Wednesday, February 23, 2005

NBA Street v3

I've been playing NBA Street v3 for about ten hours over the last five days, thanks to Gamefly (I still haven't bought an EA game since they secured the exclusive NFL license--we'll see how long that lasts).

Actually, it might not even last another two hours, because I really want to check out MVP. Does it count if I'm buying a game that they can't make next year?

NBA Street has always been one of my favorite franchises. V2 was my favorite sports game of the year in 2003--it was so polished that it gleamed. It was a fine moment for EA Sports.

I wrote part of the review of that title in street vernacular.
What up, whodie? Me and my peeps were bamas to the ballers--no steez, weak kicks, no skillz, just frontin' and cold lampin'. Playas highside the nathans, but I was catchin' the vapors. Then I rolled old school with Stretch Monroe and yo, he showed and proved, know what I'm sayin'? Throwin' down the Honey Dip, Boomdown, Bonafide, Krunk Junk, The Hammer, it's all tight. After I got Cha Cha and Off the Heezay, I was a baller, dawg. Me and my road dog Stretch step to--The Boogie Bang, ChiTown, The Get Low, Seatown--and it's phat. I'm doing a buck fifty, clockin' the R.T.D., and Stretch is reel to reel, he is smooth like butta. Then we hit L.A. and I fade Kobe B., dawg! Now I chill at Shaq's crib, parlaying with the posse. G'd up, got the bank and the bling bling. True that.

I have no idea what that all means, but I had a hell of a good time writing it. So much so that I just used it again.

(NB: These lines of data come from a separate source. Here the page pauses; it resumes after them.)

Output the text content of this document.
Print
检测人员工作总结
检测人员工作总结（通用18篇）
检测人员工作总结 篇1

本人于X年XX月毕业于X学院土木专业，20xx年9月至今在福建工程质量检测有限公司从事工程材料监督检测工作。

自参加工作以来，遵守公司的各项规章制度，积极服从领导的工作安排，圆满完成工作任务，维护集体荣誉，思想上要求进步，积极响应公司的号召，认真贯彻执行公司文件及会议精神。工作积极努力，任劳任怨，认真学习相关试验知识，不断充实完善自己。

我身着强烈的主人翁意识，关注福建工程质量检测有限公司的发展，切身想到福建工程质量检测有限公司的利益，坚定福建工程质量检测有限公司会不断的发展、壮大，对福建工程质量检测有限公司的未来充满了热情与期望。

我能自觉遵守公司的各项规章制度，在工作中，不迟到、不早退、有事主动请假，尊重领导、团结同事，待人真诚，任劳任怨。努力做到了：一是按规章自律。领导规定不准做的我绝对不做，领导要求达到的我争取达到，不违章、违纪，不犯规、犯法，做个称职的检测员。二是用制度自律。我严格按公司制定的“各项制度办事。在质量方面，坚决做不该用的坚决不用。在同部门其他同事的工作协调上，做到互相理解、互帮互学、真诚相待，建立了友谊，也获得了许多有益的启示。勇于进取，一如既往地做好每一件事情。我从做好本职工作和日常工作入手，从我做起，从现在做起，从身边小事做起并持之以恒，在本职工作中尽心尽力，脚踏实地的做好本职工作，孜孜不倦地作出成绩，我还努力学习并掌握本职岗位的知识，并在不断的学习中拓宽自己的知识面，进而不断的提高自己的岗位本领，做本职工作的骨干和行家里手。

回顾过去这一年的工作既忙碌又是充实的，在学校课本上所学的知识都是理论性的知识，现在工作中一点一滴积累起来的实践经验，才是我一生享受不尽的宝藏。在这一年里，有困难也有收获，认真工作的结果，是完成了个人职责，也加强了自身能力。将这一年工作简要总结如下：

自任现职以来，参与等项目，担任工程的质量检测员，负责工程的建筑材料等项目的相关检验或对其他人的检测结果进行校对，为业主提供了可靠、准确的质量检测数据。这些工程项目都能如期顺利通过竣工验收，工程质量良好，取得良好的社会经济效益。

So is v3 of the series an improvement over the outstanding v2? Yes.

And no.

In the "yes" category there are phenomenal graphics and a deeper career mode, including slam dunk competitions. The animation is also absolutely spectacular. The game design is as good or better than v2, and I thought that was one of the best-designed games I'd ever played.

In the "no" category we have looser control and some poor choices for camera angles. The announcer has also progressed from being clever in v2 to totally obnoxious and never shutting up in v3. Ever.

I mean it. He NEVER shuts up. Until I turned him off.

As I played this game, I was struck by this irony: v3 is more fun to watch and less fun to play. It's still fun, but it's not as fun as v2, due to the control and camera issues. The camera in v2 was perfect, and it was removed.

Note to sports game developers: never remove a camera angle that you included in a previous version. The code has already been written, and taking one out is going to piss people off (see ESPN NHL as another example). And please never develop a sports game that doesn't have a user-defined camera as an option, because it takes you off the hook if you make bad choices.

This game is tremendously well-designed, but I do think one conceptual error was made (and it was made in v2 as well). The career mode, essentially, is a long series of mini-games, which is great. Quite a few games go to 7 or 11 points, often with special rules (dunks only, etc.), and they're over quickly. Games that go to 21 points, though, with regular baskets only counting as one point, just last too long. It makes sense to have these games occasionally as tournament finals or as some kind of climax. But it works against the grain of the game to have too many of these as regular playground challenges. A player will literally play hundreds of challenges in the course of his career, and it's fun to have multiple careers. Very few people will experience that, though, if getting through even one career winds up being a grind.

This game has gotten quite a few reviews of 9 on a 1-10 scale, and I think that's fair. It's excellent work. I don't think I could recommend it over v2, though, which has better controls and camera angles, particularly when you can pick up v2 much cheaper.